But the body of the film is done, and Chad Bishop (the d.p. and one of the producers) will begin editing soon with me in the editing suite with him, causing trouble.
I couldn’t be happier. My 76-year-old frame held up just fine, to my wife’s amazement (and, frankly, my own).
More later. For now, take a gander at a few of the photos that star Rob Merrit snagged during the shoot.

Paula Sands and Rocky Raccoon.

Robert Merrit (Tony Cassato), Paula Sands (Vivian Borne), Max Allan Collins, Alisabeth Von Presley (Brandy Borne).

M.A.C. directing Keith Porter (Victor Forman).

Director of Photography Chad Bishop getting Cassidy Ptacek (Kimberly) in focus.
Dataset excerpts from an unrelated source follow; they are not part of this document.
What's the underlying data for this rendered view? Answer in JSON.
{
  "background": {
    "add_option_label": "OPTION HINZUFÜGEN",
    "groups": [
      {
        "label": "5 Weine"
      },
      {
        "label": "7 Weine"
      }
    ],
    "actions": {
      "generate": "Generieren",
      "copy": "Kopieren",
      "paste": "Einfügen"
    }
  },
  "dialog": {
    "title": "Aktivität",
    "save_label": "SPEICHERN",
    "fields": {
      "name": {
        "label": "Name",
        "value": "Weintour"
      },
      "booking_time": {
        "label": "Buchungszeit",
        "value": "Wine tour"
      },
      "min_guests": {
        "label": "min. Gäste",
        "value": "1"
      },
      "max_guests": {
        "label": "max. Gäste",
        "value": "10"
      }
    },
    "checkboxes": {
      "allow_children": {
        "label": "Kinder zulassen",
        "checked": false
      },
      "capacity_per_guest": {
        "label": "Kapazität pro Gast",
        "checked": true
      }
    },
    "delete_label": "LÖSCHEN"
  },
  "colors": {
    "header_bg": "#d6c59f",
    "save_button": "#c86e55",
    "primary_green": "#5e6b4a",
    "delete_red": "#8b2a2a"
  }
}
Tommy Ratkiewicz-Stierwalt (Miguel).

In the prop area, Barbara Collins gives Baby Jesus the heave ho to borrow some of the hay in His manager.

Paula Sands as Vivian Borne ponders a clue.

The cast of “The Fruitcake That Saved Christmas” react.

The lovely Brandy (Alisabeth Von Presley) and her mother Vivian (Paula Sands).

Director of Photography Chad Bishop.

Tracy Pelzer-Timm (Martha; wardrobe), Jodi Hansen (continuity) and Barb Collins (Production Manager).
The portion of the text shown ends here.